In both cases, it’s hard NOT to be influenced, as a child growing up, by stories your mother tells you (entirely matter-of-factly; my parents were never interested in anyone’s opinion about their disabilities, never mind pity) about how, after her stroke, she couldn’t speak. Or your father’s story of how, in the middle of a polio epidemic, he grew so tired and weak one day on a walk home from work he simply collapsed. About how one of the first things he remembered when he got to rehab was being weighed on something akin to a meat scale, my dad said (he was too weak for anything but). My father, even as a teen, was very tall (well over 6′) and he thought he must have been “close to the door” (as he was fond of saying) when he heard his weight announced as something under 100 pounds.

So: you know what? I’m all in for a discussion of ableism–which, according to a Wikipedia definition, is “the term for the privileging of able-bodiedness resulting in discrimination or social prejudice against people with disabilities.” From another source,, “the thought that people with disabilities are dependent and require the care and support of someone else is an example of ableism.”

In essence, ableism characterizes a person as defined by their disability, just as racism characterizes a person as defined by their race, just as sexism characterizes a person as defined by their gender.

Although I’m a woman, I’ve not been touched–much, anyway–by sexism in my life. And I’m white, so I don’t have personal experience with racism. But ableism’s a different story. There are my parents’ stories, of course. But I also worked for many years as a physical therapist in the areas of neurology and rehab. My patients included many fine and interesting people with both physical and cognitive disabilities.

So all of a sudden it occurs to me, when I’m writing these articles in the past weeks, that “person with a disability” taps a well no different than “person of color.” That when my teenaged interviewee with cerebral palsy says to me she’s fine with questions (about her wheelchair or ‘sticks,’ e.g.) most days but on other days is simply tired of answering repeated inquiries about her body and her mind, it’s a reality check for me. In the past I’ve been kind of affronted by a person of color who said ‘I’m not answering that question AGAIN.’ But put it in the form of ableism (vs racism), and I totally get it.

When I interviewed a middle-aged dancer with multiple disabilities it was tempting to list, among his achievements, sky-diving. He brushed me off–that’s not what he’s about, he said. And his recently-produced dance show is NOT about how is life is an example of what disabled people can do. HE’S JUST A PERSON, he explains to me. Just a person with a body that works, albeit diversely, who loves to dance. As my teenaged interviewee is just a person who’d like to have a normal conversation with peers, about a TV show, or after-school sports. That’s all.

Which has made me reconsider what odd frame of accomplishment/achievement/let’s-just call-it-what-it-is racism it is through which I may judge, however much I don’t mean to, people of color.

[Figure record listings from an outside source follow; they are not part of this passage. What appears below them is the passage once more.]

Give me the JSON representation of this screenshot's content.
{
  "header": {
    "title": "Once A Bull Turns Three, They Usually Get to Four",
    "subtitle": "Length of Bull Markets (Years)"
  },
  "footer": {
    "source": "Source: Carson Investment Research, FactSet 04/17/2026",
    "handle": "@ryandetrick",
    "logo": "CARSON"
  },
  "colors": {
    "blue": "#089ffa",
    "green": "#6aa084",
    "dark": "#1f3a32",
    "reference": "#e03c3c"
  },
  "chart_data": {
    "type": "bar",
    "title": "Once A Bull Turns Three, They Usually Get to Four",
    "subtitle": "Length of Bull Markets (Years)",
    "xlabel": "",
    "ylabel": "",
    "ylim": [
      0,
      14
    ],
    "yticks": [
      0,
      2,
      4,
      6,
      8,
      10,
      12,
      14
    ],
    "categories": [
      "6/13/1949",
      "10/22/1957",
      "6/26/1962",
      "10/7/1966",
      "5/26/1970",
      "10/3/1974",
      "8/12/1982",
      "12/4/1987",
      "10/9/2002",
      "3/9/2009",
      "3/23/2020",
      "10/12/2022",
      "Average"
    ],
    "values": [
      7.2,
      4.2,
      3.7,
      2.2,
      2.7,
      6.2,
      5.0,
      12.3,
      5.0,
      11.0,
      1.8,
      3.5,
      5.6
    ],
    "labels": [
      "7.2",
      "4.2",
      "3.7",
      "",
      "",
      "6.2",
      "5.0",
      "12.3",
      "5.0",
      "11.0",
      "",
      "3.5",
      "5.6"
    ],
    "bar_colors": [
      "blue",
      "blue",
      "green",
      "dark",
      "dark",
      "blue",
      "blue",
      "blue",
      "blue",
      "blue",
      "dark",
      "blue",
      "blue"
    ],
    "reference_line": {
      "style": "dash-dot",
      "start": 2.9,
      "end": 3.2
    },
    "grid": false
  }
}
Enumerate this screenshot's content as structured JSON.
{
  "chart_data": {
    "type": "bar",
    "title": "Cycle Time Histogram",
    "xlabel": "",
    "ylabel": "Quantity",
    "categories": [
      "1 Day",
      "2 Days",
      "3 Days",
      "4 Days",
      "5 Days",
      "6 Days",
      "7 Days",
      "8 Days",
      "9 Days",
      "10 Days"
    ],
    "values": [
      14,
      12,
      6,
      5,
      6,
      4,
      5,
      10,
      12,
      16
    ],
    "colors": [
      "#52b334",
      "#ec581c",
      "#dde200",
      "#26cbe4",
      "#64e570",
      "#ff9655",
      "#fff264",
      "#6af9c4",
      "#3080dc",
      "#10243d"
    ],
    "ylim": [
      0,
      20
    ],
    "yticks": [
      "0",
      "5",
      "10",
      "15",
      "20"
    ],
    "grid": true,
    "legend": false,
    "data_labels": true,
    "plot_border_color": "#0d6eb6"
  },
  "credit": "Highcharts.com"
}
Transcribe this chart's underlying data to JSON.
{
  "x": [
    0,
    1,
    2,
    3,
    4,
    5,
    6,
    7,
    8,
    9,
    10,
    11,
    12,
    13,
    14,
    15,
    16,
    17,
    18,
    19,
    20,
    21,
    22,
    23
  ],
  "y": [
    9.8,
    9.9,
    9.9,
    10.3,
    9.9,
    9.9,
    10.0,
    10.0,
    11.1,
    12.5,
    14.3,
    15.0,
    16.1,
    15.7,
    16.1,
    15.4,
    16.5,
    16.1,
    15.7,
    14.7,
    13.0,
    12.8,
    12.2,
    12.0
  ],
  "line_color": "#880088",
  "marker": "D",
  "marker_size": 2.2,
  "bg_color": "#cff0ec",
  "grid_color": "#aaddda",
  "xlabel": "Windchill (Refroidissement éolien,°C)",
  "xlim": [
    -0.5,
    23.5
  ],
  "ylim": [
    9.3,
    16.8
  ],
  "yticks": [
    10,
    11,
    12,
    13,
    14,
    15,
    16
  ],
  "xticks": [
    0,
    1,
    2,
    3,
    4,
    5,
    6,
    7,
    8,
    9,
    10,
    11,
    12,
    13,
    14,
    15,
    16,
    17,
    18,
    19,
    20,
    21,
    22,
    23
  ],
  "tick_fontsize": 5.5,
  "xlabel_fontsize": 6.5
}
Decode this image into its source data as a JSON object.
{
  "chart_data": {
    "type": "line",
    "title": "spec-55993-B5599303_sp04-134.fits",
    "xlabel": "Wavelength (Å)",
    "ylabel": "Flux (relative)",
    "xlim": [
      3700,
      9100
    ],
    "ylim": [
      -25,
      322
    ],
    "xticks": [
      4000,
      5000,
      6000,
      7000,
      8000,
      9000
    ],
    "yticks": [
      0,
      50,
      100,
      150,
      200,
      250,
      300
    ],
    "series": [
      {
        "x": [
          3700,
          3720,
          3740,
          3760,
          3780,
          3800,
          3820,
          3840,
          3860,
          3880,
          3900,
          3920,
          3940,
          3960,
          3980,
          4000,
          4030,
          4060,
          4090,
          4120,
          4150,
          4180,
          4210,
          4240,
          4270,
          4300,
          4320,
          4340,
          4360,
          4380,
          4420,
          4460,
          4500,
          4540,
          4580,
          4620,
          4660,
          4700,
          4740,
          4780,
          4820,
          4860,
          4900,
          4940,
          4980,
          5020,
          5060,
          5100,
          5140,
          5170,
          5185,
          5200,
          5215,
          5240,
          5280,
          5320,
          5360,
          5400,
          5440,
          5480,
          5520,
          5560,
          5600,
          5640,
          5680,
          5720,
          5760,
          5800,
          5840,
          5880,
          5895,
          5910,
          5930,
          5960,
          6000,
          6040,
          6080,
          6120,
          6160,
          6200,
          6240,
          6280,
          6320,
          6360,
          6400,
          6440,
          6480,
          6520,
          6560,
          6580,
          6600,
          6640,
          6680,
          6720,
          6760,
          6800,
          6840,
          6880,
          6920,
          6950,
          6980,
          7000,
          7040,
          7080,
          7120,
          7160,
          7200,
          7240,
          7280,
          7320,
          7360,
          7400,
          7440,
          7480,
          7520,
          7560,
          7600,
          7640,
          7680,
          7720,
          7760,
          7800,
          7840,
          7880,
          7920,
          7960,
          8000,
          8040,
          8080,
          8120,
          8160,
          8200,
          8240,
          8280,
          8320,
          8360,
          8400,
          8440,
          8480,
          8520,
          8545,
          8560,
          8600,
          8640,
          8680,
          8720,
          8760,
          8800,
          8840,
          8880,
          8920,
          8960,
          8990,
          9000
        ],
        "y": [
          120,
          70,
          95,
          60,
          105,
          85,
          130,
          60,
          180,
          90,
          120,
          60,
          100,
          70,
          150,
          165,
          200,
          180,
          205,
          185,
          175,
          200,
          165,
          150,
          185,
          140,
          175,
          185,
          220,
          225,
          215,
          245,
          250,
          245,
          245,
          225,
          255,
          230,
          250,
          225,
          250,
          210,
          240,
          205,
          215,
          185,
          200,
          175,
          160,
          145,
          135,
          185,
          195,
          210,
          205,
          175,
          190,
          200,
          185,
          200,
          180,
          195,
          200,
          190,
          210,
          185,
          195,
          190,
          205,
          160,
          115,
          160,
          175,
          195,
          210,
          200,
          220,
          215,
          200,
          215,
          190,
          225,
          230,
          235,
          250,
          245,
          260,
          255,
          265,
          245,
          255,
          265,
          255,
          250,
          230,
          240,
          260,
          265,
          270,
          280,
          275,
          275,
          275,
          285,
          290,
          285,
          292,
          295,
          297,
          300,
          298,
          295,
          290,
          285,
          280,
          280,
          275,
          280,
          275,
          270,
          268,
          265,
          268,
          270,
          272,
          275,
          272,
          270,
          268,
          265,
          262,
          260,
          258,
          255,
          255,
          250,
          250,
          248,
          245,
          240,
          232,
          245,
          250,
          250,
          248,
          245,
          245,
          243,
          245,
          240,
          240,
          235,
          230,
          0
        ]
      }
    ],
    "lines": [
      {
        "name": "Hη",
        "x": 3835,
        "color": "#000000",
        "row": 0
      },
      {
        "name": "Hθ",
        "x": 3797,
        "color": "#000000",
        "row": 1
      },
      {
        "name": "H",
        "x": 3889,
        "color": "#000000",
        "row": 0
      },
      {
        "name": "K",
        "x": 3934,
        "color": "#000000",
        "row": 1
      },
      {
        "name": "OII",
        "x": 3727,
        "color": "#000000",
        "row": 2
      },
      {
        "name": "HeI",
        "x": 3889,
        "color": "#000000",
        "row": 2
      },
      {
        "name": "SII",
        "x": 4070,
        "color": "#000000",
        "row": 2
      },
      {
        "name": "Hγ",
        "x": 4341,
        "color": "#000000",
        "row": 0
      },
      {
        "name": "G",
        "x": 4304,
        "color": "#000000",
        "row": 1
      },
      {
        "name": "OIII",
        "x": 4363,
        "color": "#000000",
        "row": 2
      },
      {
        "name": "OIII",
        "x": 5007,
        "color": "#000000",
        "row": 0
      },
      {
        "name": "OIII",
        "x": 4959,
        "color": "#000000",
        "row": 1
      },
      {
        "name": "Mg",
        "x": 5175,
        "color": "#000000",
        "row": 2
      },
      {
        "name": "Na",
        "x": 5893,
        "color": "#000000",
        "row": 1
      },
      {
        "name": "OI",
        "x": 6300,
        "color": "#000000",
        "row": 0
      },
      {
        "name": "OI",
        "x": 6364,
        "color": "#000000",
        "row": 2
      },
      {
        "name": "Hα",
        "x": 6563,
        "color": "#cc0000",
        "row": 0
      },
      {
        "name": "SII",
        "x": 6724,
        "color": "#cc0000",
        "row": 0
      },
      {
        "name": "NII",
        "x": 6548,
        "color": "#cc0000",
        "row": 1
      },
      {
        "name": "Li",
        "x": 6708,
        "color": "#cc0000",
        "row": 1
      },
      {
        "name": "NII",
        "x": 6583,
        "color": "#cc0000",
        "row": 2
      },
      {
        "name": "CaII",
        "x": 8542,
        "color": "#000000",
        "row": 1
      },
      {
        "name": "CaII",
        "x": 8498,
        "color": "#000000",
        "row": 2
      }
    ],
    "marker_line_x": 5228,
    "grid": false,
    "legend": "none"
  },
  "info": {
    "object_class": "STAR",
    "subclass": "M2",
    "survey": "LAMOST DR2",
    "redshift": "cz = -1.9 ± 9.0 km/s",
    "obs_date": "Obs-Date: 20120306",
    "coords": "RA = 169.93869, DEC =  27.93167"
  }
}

In the broadway show Avenue Q there’s a song, “We’re All A Little Bit Racist” and I think it’s useful to expand that to other -isms, as well. The point I’m trying to make is this: Try to find that place where YOU best understand “otherness.” (This is one reason I think it’s useful for people to travel the world, to places where they are clearly excluded by language, custom, etc. It makes you understand “otherness” like little else, if you’ve generally not been “other” in your life.) Imagine this even brief encounter with being on the outside and see if you can extrapolate it to people who experience discrimination based on things that are not essential to who they are.

I’m better at understanding racism, I think, because I’ve had a lifetime of trying to understand ableism. What makes you better at understanding “-isms”?